Il dit avoir démonté toutes les machines et le matériel qu’abritaient les deux usines (fonte et alu) appelées à être rasées. Soit 70.000 m2 de bâtiments sur 40 ha de terrain. Tout a été viré, de fond en comble. Enfin presque.
« Les locaux sont vides. On a tout désossé, tout enlevé à l’intérieur des bâtiments : machinerie, installations… Tout est vide mais il reste encore quelques tas de déchets, de l’huile mélangée dans les caves, du matériel à certains endroits mais ces derniers n’ont pas été dépollués et on ne peut pas intervenir, comme les installations de rétention en sous-sol au centre d’usinage de la fonderie alu. C’est trop dangereux.
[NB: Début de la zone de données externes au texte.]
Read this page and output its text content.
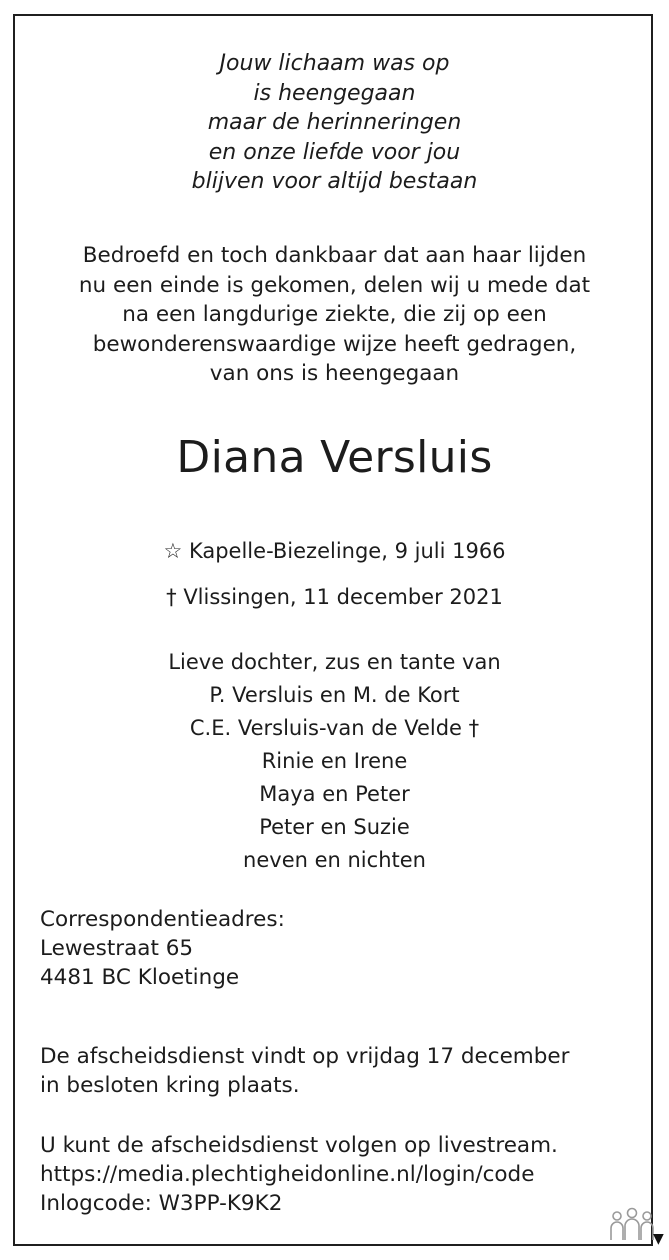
Jouw lichaam was op
is heengegaan
maar de herinneringen
en onze liefde voor jou
blijven voor altijd bestaan
Bedroefd en toch dankbaar dat aan haar lijden
nu een einde is gekomen, delen wij u mede dat
na een langdurige ziekte, die zij op een
bewonderenswaardige wijze heeft gedragen,
van ons is heengegaan
Diana Versluis
☆ Kapelle-Biezelinge, 9 juli 1966
† Vlissingen, 11 december 2021
Lieve dochter, zus en tante van
P. Versluis en M. de Kort
C.E. Versluis-van de Velde †
Rinie en Irene
Maya en Peter
Peter en Suzie
neven en nichten
Correspondentieadres:
Lewestraat 65
4481 BC Kloetinge
De afscheidsdienst vindt op vrijdag 17 december
in besloten kring plaats.
U kunt de afscheidsdienst volgen op livestream.
https://media.plechtigheidonline.nl/login/code
Inlogcode: W3PP-K9K2
▼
Les condensats doivent être enlevés par une société spécialisée. »
5 M€ investis, 10 M€ à la clef
Au total, l’homme aux 50 années d’expérience dans le démantèlement estime avoir démonté plus de 30.000 tonnes de matériel dans les entrailles des fonderies qu’il a revendues à des sociétés de récupération de métaux (Lostis, Derichebourg, Pascault…). « Je dois encore affiner mes calculs mais on a dû écouler pour 10 millions d’euros. »
Le bougre, avec 5 millions investis, il en a eu pour son argent, pourrait-on croire. Pas forcément, riposte-t-il. « 10 millions, c’est loin d’être le bénéfice car il y a des coûts : main-d’œuvre, déplacement, énergie, carburant… Pour s’en sortir, il faut au moins doubler la vente du prix d’achat. Ce que j’ai fait. »
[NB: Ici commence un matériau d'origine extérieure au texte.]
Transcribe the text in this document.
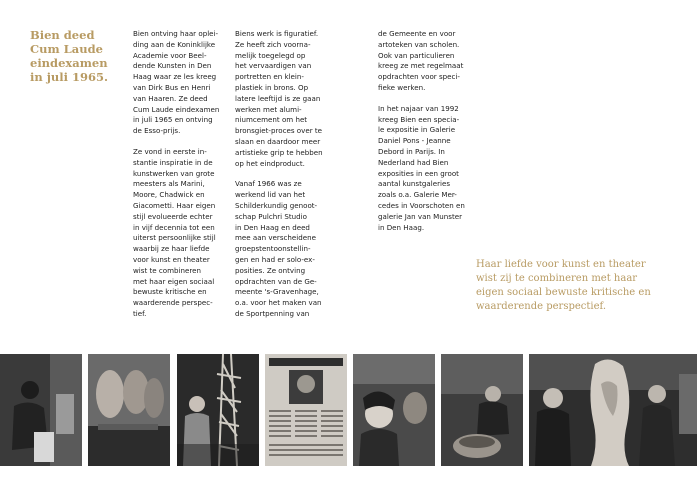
Bien deed Cum Laude eindexamen in juli 1965.

Bien ontving haar oplei-
ding aan de Koninklijke
Academie voor Beel-
dende Kunsten in Den
Haag waar ze les kreeg
van Dirk Bus en Henri
van Haaren. Ze deed
Cum Laude eindexamen
in juli 1965 en ontving
de Esso-prijs.

Ze vond in eerste in-
stantie inspiratie in de
kunstwerken van grote
meesters als Marini,
Moore, Chadwick en
Giacometti. Haar eigen
stijl evolueerde echter
in vijf decennia tot een
uiterst persoonlijke stijl
waarbij ze haar liefde
voor kunst en theater
wist te combineren
met haar eigen sociaal
bewuste kritische en
waarderende perspec-
tief.

Biens werk is figuratief.
Ze heeft zich voorna-
melijk toegelegd op
het vervaardigen van
portretten en klein-
plastiek in brons. Op
latere leeftijd is ze gaan
werken met alumi-
niumcement om het
bronsgiet-proces over te
slaan en daardoor meer
artistieke grip te hebben
op het eindproduct.

Vanaf 1966 was ze
werkend lid van het
Schilderkundig genoot-
schap Pulchri Studio
in Den Haag en deed
mee aan verscheidene
groepstentoonstellin-
gen en had er solo-ex-
posities. Ze ontving
opdrachten van de Ge-
meente 's-Gravenhage,
o.a. voor het maken van
de Sportpenning van

de Gemeente en voor
artoteken van scholen.
Ook van particulieren
kreeg ze met regelmaat
opdrachten voor speci-
fieke werken.

In het najaar van 1992
kreeg Bien een specia-
le expositie in Galerie
Daniel Pons - Jeanne
Debord in Parijs. In
Nederland had Bien
exposities in een groot
aantal kunstgaleries
zoals o.a. Galerie Mer-
cedes in Voorschoten en
galerie Jan van Munster
in Den Haag.

Haar liefde voor kunst en theater
wist zij te combineren met haar
eigen sociaal bewuste kritische en
waarderende perspectief.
80 tonnes de lingots partis en Thaïlande
Parmi les bonnes affaires que le sexagénaire belge a réalisées sur le site, il cite la vente de lingots d’aluminium à un acheteur thaïlandais. « Tout le stock, 80 tonnes environ, est parti par bateau en Thaïlande ! »
Dans ce fatras de suie et poussière métallique, Helmut Ulin dirait presque avoir réalisé un tour de force. « On l’a fait en un an et demi. En huit mois, c’était impossible. Ça fait un an qu’ils disent qu’on est illégal sur le site. On y était tout le temps. Chaque jour, après dix minutes de travail, on ne voyait plus la couleur de notre peau. »
« Cette nuit, je repars en Belgique »
Ces « gueules noires » étaient une dizaine. Des machinistes, des chalumistes, des manœuvres. Avec des engins de chantier, des pelleteuses, des élévateurs… « On vivait sur place. On avait installé un bassin de vie dans les bureaux avec lits, douches, frigos… »
Helmut Ulin lève donc le camp ce lundi soir. J-1 avant l’ultimatum fixé par la justice. « Cette nuit, je pars en Belgique, avec le sentiment du devoir accompli. Tchao, Châtellerault ! »
Et maintenant les bâtiments
Maintenant que les installations ont été démantelées, place à la démolition des bâtiments (vides ou presque vides) à proprement parler. Deux permis de démolir sont affichés à l’entrée du site des Fonderies. Tout sera rasé. Ces permis ont été déposés par le mandataire liquidateur de l’ancien site industriel et délivrés par la mairie d’Ingrandes.
Le plan de démolition a été déterminé par les sociétés Lhyfe (production d’hydrogène) et TSE Foncière (production d’énergie solaire), réunies en consortium dans le rachat du foncier des Fonderies validé en 2023. Les activités de ces dernières ne débuteront pas avant 2028.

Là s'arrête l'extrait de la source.